Hübinette notes that in the early 1990s some Korean adoptees began to publish personal narratives about their adoptive experiences, but “it was not until the mid-1990s with the breakthrough of the Internet that adopted Koreans started to be more visible and make themselves more audible in the public space” (182). He suggests further that this once invisible, highly marginalized group is beginning to organize nationally as well as globally. But beyond the optimism of this emerging politically active and supportive diasporic community, Hübinette reveals that the personal narratives by Korean adoptees are often fraught with pain and confusion. He suggests that the contradiction between their internally white sense of self and their external Korean body reflected in the mirror becomes a source of great psychic violence. Hübinette asserts that Korean adoptees often feel need to “perform whiteness even more intensely and often in combination with an over-exaggerated middle- or upper classness with the hope of being taken for an Asian adoptive child to a white elite family and not mistaken as a working-class Asian immigrant” (191). They also deliberately choose to not associate with other Koreans and more generally, other Asians and people of color out fear of tainting their already unstable white identity.

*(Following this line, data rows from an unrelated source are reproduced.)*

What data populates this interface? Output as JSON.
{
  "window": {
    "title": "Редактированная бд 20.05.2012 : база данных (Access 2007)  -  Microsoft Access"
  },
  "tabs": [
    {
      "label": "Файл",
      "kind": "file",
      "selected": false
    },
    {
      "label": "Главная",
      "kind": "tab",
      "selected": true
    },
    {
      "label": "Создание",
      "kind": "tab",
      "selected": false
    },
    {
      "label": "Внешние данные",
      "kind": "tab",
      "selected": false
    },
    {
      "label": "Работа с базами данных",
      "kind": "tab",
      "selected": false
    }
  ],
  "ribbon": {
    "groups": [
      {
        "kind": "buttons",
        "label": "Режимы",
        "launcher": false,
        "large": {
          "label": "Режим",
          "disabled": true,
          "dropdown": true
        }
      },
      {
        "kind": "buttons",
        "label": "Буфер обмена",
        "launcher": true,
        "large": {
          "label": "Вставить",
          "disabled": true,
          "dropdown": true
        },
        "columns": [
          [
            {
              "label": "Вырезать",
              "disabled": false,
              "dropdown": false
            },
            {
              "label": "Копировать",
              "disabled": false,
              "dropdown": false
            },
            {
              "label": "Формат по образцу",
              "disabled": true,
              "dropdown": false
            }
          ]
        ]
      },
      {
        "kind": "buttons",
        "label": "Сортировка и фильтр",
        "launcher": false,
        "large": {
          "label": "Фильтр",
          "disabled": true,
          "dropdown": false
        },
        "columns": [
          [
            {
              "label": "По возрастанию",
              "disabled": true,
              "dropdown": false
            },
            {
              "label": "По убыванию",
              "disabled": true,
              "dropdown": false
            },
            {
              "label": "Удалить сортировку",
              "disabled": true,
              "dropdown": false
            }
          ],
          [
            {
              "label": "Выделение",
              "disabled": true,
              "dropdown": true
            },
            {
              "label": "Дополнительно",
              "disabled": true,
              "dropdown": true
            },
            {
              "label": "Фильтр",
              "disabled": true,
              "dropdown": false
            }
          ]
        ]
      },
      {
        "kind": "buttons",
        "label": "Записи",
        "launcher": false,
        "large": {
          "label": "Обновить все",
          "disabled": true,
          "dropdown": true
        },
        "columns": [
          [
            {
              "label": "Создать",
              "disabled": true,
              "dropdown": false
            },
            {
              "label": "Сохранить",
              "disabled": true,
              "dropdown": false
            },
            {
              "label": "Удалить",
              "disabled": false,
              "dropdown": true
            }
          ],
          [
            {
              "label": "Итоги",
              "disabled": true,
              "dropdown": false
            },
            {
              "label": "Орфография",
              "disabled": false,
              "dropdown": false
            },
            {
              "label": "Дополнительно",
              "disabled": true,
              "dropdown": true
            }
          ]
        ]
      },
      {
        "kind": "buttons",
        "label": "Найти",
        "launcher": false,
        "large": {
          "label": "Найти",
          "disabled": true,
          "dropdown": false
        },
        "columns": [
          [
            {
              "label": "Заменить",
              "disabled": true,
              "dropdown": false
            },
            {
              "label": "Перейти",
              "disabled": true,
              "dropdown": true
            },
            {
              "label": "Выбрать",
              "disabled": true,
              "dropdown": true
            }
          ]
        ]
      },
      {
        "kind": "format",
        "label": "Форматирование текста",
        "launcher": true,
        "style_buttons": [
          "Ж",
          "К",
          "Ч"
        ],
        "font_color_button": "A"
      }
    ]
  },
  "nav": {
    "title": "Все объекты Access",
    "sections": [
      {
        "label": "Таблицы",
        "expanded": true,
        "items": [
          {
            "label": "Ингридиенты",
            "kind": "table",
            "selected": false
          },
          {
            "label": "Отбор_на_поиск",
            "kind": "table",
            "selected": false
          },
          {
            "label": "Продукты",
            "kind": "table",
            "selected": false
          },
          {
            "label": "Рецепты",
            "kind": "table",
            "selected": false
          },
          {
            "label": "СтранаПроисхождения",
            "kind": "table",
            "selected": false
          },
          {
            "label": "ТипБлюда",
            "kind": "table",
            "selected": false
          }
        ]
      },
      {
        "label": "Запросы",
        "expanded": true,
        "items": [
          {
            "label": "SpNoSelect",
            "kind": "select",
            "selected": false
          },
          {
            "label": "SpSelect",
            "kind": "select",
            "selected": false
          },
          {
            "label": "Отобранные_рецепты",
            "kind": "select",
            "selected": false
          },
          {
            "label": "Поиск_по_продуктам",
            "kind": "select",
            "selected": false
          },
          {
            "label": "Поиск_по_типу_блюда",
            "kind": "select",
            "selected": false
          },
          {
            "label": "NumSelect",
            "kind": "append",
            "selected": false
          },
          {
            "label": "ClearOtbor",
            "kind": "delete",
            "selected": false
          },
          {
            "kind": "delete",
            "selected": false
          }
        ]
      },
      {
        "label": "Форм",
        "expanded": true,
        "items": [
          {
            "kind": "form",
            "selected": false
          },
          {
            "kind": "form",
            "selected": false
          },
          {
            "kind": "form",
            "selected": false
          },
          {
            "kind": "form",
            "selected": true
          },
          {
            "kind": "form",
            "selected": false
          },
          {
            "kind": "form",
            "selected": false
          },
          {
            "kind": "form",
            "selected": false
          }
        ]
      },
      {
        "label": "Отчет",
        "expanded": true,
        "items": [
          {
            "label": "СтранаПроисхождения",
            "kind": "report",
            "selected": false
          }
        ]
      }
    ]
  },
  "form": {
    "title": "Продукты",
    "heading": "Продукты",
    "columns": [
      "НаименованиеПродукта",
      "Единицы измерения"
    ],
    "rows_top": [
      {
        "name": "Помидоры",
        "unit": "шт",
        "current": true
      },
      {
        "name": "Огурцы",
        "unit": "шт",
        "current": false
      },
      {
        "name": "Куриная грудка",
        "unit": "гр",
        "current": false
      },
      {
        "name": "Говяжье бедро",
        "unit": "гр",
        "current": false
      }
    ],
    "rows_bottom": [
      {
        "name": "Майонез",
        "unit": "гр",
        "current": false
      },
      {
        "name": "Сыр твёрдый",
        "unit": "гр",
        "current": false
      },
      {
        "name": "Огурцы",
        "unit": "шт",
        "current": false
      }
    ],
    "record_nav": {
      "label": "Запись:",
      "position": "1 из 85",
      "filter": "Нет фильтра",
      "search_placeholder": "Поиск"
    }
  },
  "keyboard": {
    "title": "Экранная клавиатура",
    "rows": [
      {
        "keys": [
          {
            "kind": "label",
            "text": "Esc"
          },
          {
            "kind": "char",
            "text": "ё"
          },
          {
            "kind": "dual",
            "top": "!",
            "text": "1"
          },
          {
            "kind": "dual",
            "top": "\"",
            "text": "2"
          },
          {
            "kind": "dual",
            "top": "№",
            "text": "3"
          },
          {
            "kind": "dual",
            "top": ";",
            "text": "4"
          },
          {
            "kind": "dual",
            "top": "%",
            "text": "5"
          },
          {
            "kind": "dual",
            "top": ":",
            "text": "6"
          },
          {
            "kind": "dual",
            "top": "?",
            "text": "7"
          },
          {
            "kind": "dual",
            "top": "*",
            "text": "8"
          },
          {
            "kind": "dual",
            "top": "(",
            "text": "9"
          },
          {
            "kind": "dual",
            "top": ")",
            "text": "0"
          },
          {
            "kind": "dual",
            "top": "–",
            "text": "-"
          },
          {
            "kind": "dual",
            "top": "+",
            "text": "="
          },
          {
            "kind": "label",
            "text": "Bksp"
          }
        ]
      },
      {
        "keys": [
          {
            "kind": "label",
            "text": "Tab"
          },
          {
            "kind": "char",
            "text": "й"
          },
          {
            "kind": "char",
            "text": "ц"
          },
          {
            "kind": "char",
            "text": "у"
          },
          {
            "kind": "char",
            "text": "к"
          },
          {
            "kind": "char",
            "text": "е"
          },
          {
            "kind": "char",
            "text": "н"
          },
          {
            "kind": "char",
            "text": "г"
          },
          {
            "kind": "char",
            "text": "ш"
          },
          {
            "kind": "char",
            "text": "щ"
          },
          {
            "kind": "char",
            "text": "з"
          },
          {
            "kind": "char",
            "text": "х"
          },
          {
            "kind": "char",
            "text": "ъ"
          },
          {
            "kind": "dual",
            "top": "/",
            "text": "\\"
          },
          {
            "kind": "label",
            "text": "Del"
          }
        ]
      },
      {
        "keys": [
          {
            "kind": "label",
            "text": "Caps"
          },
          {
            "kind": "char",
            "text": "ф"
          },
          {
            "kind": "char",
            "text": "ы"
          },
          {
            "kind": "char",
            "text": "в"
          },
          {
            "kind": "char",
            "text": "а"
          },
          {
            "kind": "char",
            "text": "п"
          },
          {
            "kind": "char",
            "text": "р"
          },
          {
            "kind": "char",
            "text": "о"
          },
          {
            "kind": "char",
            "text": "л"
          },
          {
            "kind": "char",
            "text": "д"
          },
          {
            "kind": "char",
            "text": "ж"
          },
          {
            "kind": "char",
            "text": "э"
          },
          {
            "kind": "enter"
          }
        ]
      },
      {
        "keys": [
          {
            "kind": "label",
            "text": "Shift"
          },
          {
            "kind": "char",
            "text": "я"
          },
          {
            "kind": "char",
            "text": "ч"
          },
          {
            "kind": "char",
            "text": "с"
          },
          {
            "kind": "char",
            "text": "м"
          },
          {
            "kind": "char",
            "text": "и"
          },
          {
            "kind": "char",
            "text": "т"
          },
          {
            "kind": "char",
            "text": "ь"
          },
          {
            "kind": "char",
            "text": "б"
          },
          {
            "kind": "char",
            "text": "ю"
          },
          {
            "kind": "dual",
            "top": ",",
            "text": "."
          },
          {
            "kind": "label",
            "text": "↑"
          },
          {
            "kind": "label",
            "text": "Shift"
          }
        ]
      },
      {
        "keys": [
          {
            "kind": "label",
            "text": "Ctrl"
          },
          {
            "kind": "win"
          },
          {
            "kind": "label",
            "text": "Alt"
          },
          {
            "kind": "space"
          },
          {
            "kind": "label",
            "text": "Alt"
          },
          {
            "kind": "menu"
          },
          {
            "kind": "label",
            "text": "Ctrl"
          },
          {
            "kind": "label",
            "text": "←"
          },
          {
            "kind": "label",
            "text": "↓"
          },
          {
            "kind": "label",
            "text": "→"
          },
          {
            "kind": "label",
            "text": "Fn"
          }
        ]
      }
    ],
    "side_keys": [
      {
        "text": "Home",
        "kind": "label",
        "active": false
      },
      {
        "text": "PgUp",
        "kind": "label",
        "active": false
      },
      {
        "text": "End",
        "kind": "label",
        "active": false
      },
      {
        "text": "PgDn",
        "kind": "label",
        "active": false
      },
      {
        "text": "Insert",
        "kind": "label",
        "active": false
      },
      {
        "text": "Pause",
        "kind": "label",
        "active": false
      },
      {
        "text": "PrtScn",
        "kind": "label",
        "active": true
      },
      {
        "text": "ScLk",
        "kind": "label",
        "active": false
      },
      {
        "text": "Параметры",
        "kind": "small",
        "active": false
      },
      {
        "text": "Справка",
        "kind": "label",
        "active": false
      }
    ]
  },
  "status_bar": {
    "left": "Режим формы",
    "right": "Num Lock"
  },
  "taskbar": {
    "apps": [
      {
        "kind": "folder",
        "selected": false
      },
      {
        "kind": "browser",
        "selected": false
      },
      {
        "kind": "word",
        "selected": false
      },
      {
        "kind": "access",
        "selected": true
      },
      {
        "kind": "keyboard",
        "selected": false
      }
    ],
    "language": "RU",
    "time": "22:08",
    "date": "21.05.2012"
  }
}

Unable to find a place where they can truly belong or cultivate a sense of comfort within their own bodies, Hübinette suggests that many Korean adoptees resort to suicide as a means of overcoming their fragmented identities and the painful disjunction between psychic white self-identification and their physical Asian-ness. He concludes his essay, ultimately “regard[ing] this acquiring of a white self-identification by adopted Koreans as a complete subordination to white hegemonic power and as a magnificent symbol of the final triumph of the colonial project” (196).